Türkler denince hemen akla Sibirya, Moğolistan bozkırları akla gelir. Köken itibariyle göçebe ve etçi bir millet olduğumuz doğrudur.  Bizi tanımlamak isteyenler 1500 sene önceki yaşantımıza atıf yaparlar. Biz de göçebeliği benimseyerek bunu gurur kaynağı olarak taşımaktan hoşlanırız. Hâlbuki bize bu sıfatı yakıştıranlar bozkırda yaşayan “barbarlar” olarak hayatımızı devam ettirdiğimiz algısını oluşturmaya çalışıyorlar. Maalesef bizim de bu “zokayı” yutarak ilk dönemlerden çıkma niyetimiz yok.  Doğru, millet olarak ilk defa Sibirya’da ortaya çıkmışız ve ilk devletimiz Gök Türk Devleti’ni de bugünkü Moğolistan topraklarında kurmuşuz.
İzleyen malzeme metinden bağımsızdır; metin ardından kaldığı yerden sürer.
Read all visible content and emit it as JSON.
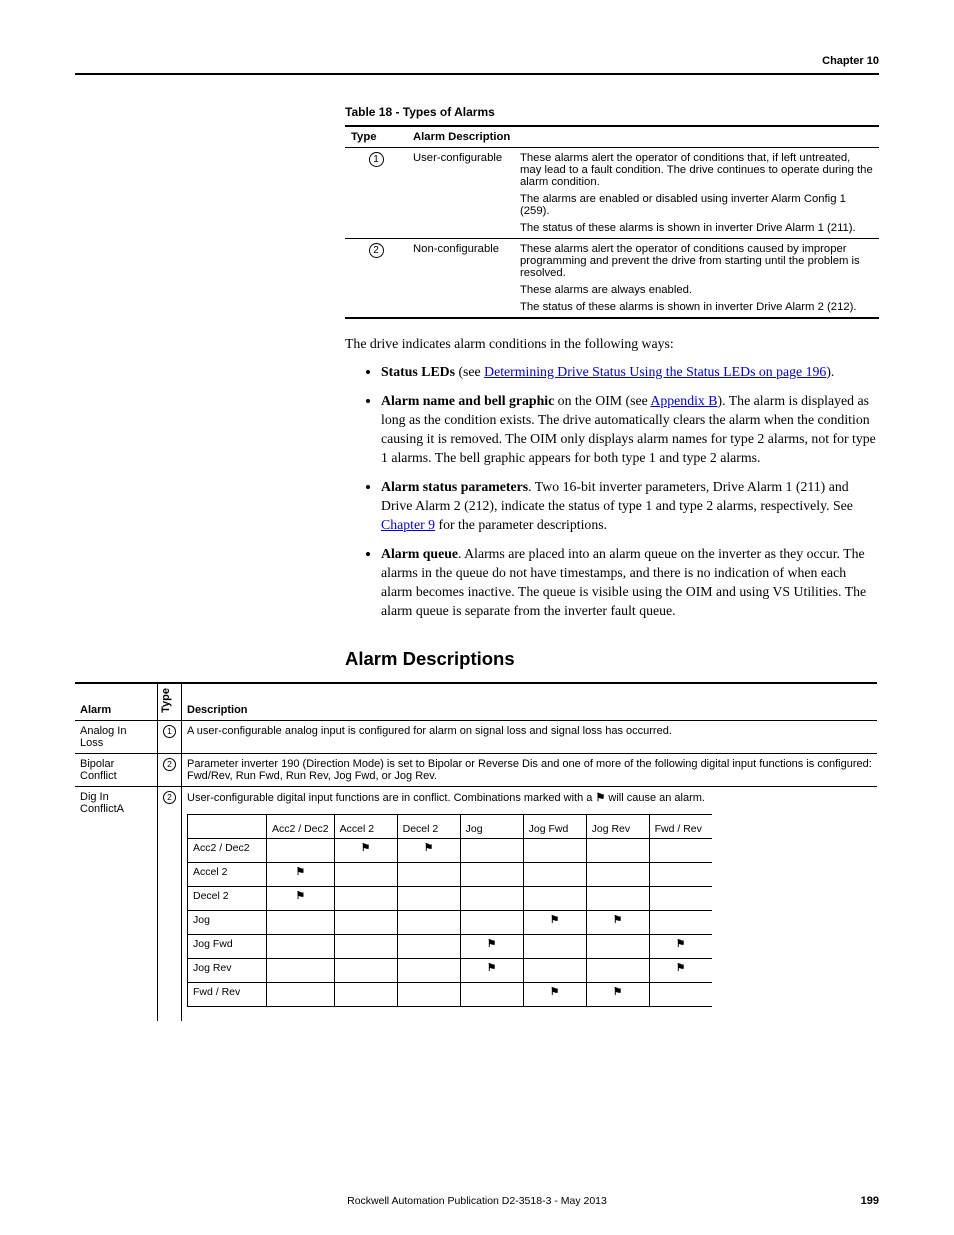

O zamanlar avcı, göçebe, hayvancılıkla geçinen bir millet imişiz. Tarihin o döneminde hangi millet öyle değil ki! Ancak o tarihten itibaren 16 tane daha devlet kurmuş, Ortaçağ’da dünyanın büyük bölümüne hükmetmişiz.

Bugünlerde TRT tarafından yayına sokulan “Barbaroslar” dizisinde başarıyla anlatıldığı gibi Akdeniz bir Türk gölüne dönüştürülmüştü. Osmanlı Devleti zamanında Akdeniz’i bir iç göl haline getirerek sadece karaların değil denizlerin de hükümranı olmuşuz. Karadeniz, Ege ve Akdeniz Osmanlı Devleti’nin iç suyolları olarak ekonomisine, siyasetine büyük katkı yapıyordu.

Osmanlı’dan sonra kurduğumuz Türkiye Cumhuriyeti üç tarafı denizlerle çevrili bir deniz ülkesidir. Ancak 1500 yıl önceki algı bir türlü yakamızı bırakmıyor. Hâlâ Batı’da “barbar ve göçebe” algısı sürekli tekrarlanıp duruyor. Onların niyeti bizi 1500 yıl önceki Moğolistan bozkırlarına sürmek. Biz de kafamızı kaldırıp yüzlerce yıl birlikte yaşadığımız ve yönettiğimiz topraklara ve denizlere bakmaktan korktuk. Ancak son yıllarda uzak tarihimizle beraber yakın tarihimizi de hatırlamaya başladık. O yüzden Akdeniz’de fırtına kopuyor.

Karadeniz Vakfı 7.Uluslarası Mavi Karadeniz Kongresi düzenledi. Vakıf, Yusuf Cevahir başkanlığında güzel işlere imza atıyor, adeta bir okul gibi çalışıyor. Çeşitli kurslar vererek gençlerin eğitimine büyük katkı veriyor. Vakıf bir de Karadeniz Stratejik Araştırmalar Merkezi (KASAM)’la bölgenin geleceğine katkı sunan çalışmalar yapıyor. Bu çalışmalardan bir tanesi de yedincisi düzenlenen Mavi Karadeniz Kongresi’dir. Grand Cevahir Otel’de düzenlenen kongrede, “Mavi Vatan” kavramını geliştiren emekli Amiral Doç. Dr. Cihat Yaycı deniz üzerine detaylı ve önemli bir sunum yaptı.

Cihat Yaycı, üç tarafı denizlerle çevrili bir ülke olmamıza rağmen her anlamda denizlerden istifade etmediğimizi ifade etti. Karaların yarısı kadar; 462 000 kilometre kare de Mavi Vatanımız olduğunu ancak balık tüketimimizin dünya ve Avrupa ortalamasının çok altında olduğuna vurgu yaptı. Karadeniz ve Akdeniz’de Türkiye’nin 500 yılına yetecek petrol ve doğalgaz rezervi bulunduğunu açıkladı. Akdeniz’de kopan fırtınanın boşuna olmadığını anlıyoruz. Ulaşımda da deniz yollarının kara ve demir yollarından çok daha ucuz olduğunun altını çizdi.

Yaycı, Mavi Vatan kavramıyla bir algı açılımı sağladı. Az da olsa yeniden denizlerin farkına varmaya başladık. Artık balıkçı ve denizci bir millet olduğumuzun da hatırlama zamanıdır. Mavi Vatan çok güzel bir kavram, kullanmaya ve gereğini yapmaya bakalım.